2001: Reese Witherspoon
"I'll show you how valuable Elle Woods can be," Witherspoon declared in Legally Blonde — and she delivered in spades. Her intelligence and drive throughout prove that people shouldn't look at women as just pretty faces.
2002: Halle Berry
Berry was already a huge movie star by this time and her 2002 Oscar speech for Monster's Ball (after becoming the first black woman to win the Best Actress award) was so emotional and powerful that it further solidified her important place in Hollywood.
2003: Beyoncé
With the release of Dangerously in Love, Beyoncé became a solo artist, laying the foundation for her current world domination.
2004: Lindsay Lohan
Already a huge teen star, Lohan's endearing role as Cady Heron, a lovable, naïve, new girl who accidentally becomes a mean girl (in Mean Girls, duh) will go down as some of her best work.
2005: Rachel McAdams
In 2005, after proving she was good at comedy (Mean Girls) and romance (The Notebook), she combined the two genres with Wedding Crashers. She and Ryan Gosling also made people swoon with their super-hot MTV Movies Awards Kiss.
2006: Anne Hathaway
After she stole your heart by turning into literal royalty in Princess Diaries, Hathaway snagged the lead in The Devil Wears Prada. She didn't get to be delightfully mean like Meryl Streep and Emily Blunt, but she still charmed the pants off viewers.
2007: Jennifer Hudson
She may have placed seventh on American Idol, but she won the Oscar in 2007 for her role as Effie in Dreamgirls.
2008: Kristen Stewart
Stewart got the role a million girls dreamed of when they read Twilight — and she got to kiss Robert Pattinson.
2009: Lea Michele
"Being a part of something special makes you special, right?" Lea Michele asks this in the Glee pilot, as Rachel Berry, and boy, oh boy, did that prove to be true.
2010: Emma Stone
Stone's small but great part in Superbad made her one to watch, but it was her hilarious, vulnerable, go-for-broke comedy chops in 2010's Easy A that proved she was a star who could carry a movie.
2011: Jennifer Lawrence
In 2010, Lawrence starred in Winter's Bone and got nominated for an Oscar — and so a hype machine was born. In 2011 she played Mystique in X-Men: First Class and was announced as Katniss in The Hunger Games.
2012: Kerry Washington
Remember how messed up it was that Washington was the first black female lead on a network show since the '70s? So messed up! Leave it to Washington and Shonda Rhimes to fix a mistake that big.
2013: Lupita Nyong'o
Nyong'o amazed critics and fans alike with her raw, intense, and stunning performance in 12 Years a Slave. She won an Oscar for her work in the film and stunned on every red carpet she walked.

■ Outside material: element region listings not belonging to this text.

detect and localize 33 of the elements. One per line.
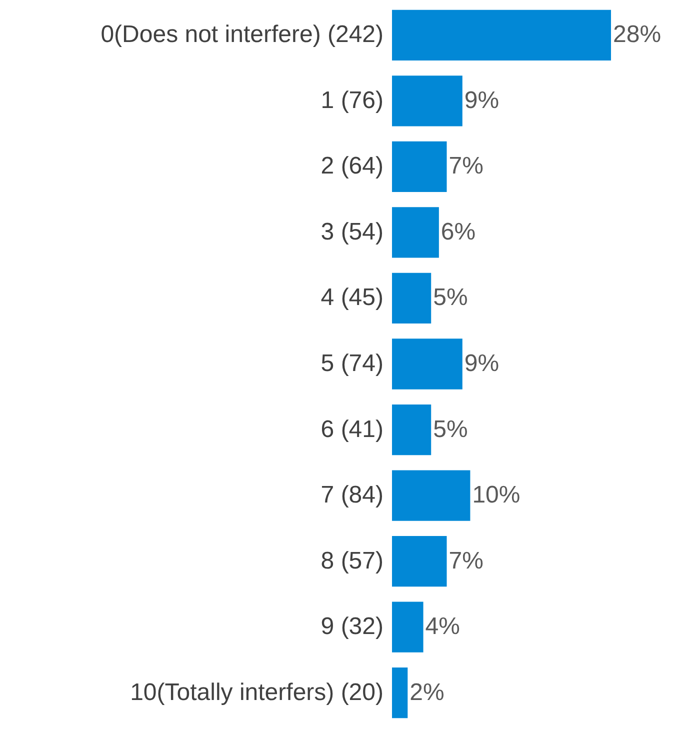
bar bbox=[392, 470, 470, 521]
y-tick-label: 7 (84) bbox=[320, 482, 384, 509]
data-label: 28% bbox=[613, 21, 662, 48]
y-tick-label: 1 (76) bbox=[320, 86, 384, 114]
bar bbox=[392, 207, 439, 258]
bar bbox=[392, 338, 462, 390]
y-tick-label: 2 (64) bbox=[320, 152, 384, 180]
bar bbox=[392, 602, 424, 652]
bar bbox=[392, 10, 611, 61]
bar bbox=[392, 536, 447, 587]
data-label: 7% bbox=[448, 152, 484, 180]
data-label: 5% bbox=[433, 284, 468, 312]
data-label: 9% bbox=[464, 86, 500, 114]
data-label: 2% bbox=[410, 678, 444, 706]
y-tick-label: 10(Totally interfers) (20) bbox=[130, 678, 384, 706]
data-label: 7% bbox=[448, 547, 484, 574]
y-tick-label: 8 (57) bbox=[320, 547, 384, 574]
y-tick-label: 9 (32) bbox=[320, 613, 384, 640]
y-tick-label: 5 (74) bbox=[320, 350, 384, 377]
data-label: 6% bbox=[440, 218, 476, 246]
bar bbox=[392, 272, 432, 324]
bar bbox=[392, 667, 408, 718]
bar bbox=[392, 76, 462, 126]
bar bbox=[392, 404, 432, 456]
bar bbox=[392, 141, 447, 192]
y-tick-label: 6 (41) bbox=[320, 416, 384, 443]
data-label: 5% bbox=[433, 416, 468, 443]
y-tick-label: 0(Does not interfere) (242) bbox=[100, 21, 384, 48]
data-label: 10% bbox=[472, 482, 520, 509]
y-tick-label: 3 (54) bbox=[320, 218, 384, 246]
data-label: 9% bbox=[464, 350, 500, 377]
data-label: 4% bbox=[425, 613, 460, 640]
y-tick-label: 4 (45) bbox=[320, 284, 384, 312]
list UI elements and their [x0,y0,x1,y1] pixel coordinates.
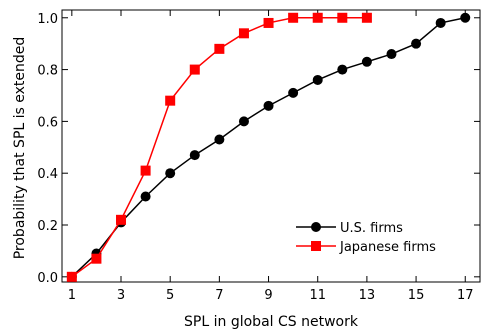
data-point [386,49,397,60]
data-point [66,271,77,282]
data-point [411,38,422,49]
legend-marker [311,241,321,251]
series-line [71,17,466,278]
data-point [214,134,225,145]
x-tick-label: 9 [264,288,272,303]
plot-border [61,9,481,283]
legend-item: Japanese firms [296,240,436,255]
data-point [263,17,274,28]
y-axis-label: Probability that SPL is extended [12,37,28,260]
data-point [337,64,348,75]
x-tick-label: 3 [117,288,125,303]
y-tick-label: 1.0 [37,12,58,27]
data-point [460,12,471,23]
plot-frame [61,9,481,283]
legend-marker [311,222,321,232]
data-point [288,87,299,98]
data-point [214,43,225,54]
x-tick-label: 13 [359,288,376,303]
series-1 [66,12,471,282]
data-point [238,28,249,39]
data-point [361,12,372,23]
data-point [165,168,176,179]
data-point [312,74,323,85]
legend: U.S. firms Japanese firms [296,221,436,255]
x-axis-label: SPL in global CS network [184,314,359,330]
y-tick-label: 0.8 [37,64,58,79]
data-point [140,191,151,202]
x-tick-label: 15 [408,288,425,303]
legend-label: U.S. firms [340,221,403,236]
y-tick-label: 0.2 [37,219,58,234]
x-tick-label: 7 [215,288,223,303]
data-point [263,100,274,111]
data-point [288,12,299,23]
x-tick-label: 11 [309,288,326,303]
legend-item: U.S. firms [296,221,403,236]
series-layer [66,12,471,282]
data-point [337,12,348,23]
x-tick-label: 5 [166,288,174,303]
y-tick-label: 0.0 [37,271,58,286]
data-point [189,64,200,75]
data-point [140,165,151,176]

Now it's time to cast her in a billion more movies, Hollywood!
2014: Gina Rodriguez
Initially the premise of Jane the Virgin seemed a little hard to get behind (after all, isn't it really mean to have a woman who hasn't had sex still get pregnant?), but the second Rodriguez appeared onscreen as strong, vulnerable, intelligent, kind, passionate Jane, it was clear this show was TV gold.
2015: Priyanka Chopra
Chopra has long been a star of Bollywood, but in 2015, her ABC show Quantico premiered and she was everywhere, playing the smartest woman in the world, tasked with saving America even as she's accused of terrorism.